What is the difference between the ret instruction in x86 and x64?

I was recently trying out a stack overflow exercise on x64. When performing this on x86, I would expect the following for a junk overwrite address (e.g. 'AAAA'):

The data I provide overflows the buffer, and overwrites the return address
Upon ret, the (overwritten) return address will be (effectively) popped into the EIP register
It is realised that the address is not valid, and a segmentation fault is raised

In x64, this seems different (beyond the interchange of EIP with RIP in the above steps). When providing a junk address of 'AAAAAAA', the processor seems to do some validity checking before popping the address. By observation, it seems required that the two most significant bytes of the address are null, before it is loaded. Otherwise, a segfault occurs. I believe this is due to the use of 48-bit addressing in x64, however I was under the impression that addresses starting with 0xFFFF were also valid, yet this also produces a segfault.

Is this an accurate description of the difference? Why is this check performed before the data is loaded into the RIP register, whilst the other validity check is performed afterwards? Are there any other differences between these instructions?

EDIT: To clarify my observations, I note that when a 8-byte return address is provided, the RIP still points to the address of the ret instruction, and the RSP still points to the overwritten return address on segfault. When an 6-byte return address is provided, the overwritten address has been popped into the RIP when the segfault is observed.

Solution

Interesting that RSP doesn't get updated before the fault. So it's not code-fetch from a non-canonical address that faults, it's the ret instruction's attempt to set RIP to a non-canonical address.

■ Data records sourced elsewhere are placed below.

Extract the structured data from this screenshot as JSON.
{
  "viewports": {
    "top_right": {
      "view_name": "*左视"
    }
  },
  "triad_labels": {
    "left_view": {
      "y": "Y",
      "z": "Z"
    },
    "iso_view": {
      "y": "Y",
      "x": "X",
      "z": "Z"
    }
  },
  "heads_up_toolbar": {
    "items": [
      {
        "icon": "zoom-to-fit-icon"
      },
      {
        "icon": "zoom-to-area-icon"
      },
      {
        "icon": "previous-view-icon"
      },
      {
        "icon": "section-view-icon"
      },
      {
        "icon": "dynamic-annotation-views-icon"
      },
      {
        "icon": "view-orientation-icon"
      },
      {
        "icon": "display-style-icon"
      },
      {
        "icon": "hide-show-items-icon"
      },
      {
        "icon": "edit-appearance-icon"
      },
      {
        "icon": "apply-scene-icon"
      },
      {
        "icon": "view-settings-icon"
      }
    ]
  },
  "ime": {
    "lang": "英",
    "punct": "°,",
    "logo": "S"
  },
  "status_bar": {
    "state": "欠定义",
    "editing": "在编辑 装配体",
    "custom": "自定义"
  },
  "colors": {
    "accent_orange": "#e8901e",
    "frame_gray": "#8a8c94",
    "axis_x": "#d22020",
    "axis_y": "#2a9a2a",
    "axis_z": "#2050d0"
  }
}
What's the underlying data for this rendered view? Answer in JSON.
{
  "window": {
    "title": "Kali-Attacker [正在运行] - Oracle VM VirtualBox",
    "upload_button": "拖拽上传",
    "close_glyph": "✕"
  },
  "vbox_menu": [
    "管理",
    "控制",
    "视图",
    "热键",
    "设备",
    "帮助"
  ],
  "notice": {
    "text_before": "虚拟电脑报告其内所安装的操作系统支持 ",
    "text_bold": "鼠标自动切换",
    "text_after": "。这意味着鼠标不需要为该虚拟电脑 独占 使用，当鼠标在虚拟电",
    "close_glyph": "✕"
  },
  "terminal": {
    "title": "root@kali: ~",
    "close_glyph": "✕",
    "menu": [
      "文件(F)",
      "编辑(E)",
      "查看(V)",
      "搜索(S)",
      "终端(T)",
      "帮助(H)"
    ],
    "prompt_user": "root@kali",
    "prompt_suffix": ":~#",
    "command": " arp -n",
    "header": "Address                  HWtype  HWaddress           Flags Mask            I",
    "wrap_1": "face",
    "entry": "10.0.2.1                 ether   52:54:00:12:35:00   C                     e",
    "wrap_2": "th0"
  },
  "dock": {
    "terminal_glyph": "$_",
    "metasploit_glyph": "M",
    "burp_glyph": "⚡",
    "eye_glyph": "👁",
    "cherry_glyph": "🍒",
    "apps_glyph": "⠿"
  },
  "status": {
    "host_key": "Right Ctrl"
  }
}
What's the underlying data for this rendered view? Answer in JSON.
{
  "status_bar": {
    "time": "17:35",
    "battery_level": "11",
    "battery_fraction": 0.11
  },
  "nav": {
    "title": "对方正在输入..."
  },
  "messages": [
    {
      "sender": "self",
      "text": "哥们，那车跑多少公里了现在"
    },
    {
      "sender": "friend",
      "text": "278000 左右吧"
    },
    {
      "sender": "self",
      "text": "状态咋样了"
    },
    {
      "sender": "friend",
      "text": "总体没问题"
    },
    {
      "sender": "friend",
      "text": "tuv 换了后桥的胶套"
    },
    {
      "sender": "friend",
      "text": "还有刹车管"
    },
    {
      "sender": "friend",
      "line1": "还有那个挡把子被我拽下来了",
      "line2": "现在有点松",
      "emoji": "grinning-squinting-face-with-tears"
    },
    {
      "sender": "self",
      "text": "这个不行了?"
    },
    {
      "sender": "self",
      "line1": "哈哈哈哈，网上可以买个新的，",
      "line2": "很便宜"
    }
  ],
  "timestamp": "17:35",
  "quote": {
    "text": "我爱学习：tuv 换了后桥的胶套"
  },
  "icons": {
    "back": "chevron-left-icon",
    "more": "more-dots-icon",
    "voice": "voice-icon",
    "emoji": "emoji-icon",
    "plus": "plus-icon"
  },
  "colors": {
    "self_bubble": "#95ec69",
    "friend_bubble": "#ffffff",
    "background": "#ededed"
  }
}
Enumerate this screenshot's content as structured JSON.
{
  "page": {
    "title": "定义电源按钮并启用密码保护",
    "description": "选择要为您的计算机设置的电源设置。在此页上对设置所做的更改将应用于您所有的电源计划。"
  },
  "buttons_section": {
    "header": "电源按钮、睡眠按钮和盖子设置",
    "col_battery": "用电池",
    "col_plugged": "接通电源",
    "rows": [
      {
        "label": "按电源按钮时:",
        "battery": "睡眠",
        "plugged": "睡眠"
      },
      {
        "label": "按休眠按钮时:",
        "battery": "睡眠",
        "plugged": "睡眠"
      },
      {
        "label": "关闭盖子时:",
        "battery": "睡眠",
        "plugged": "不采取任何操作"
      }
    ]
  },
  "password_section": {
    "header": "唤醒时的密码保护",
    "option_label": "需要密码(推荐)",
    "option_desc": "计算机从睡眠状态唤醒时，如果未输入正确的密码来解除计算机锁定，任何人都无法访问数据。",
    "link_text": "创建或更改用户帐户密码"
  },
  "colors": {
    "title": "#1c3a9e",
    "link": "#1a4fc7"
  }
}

That makes the whole RET instruction fault, meaning that none of its effects are visible. (Because Intel's manual doesn't define any partial-progress / stuff updated even on fault behaviour for ret.)

Unfortunately the Operation section for ret in Intel's manual is a rats nest of conditionals because they use one block to document near and far, and every combination of mode and operand-size. Plain ret in 64-bit mode is "IA-32e mode", operand-size=64, and "near" (not changing CS to a different code segment, just changing RIP).

In that case, x86-64 normal ret is basically pop rip.
32-bit mode normal ret is basically pop eip.
Nothing more, nothing less. RIP = *RSP++.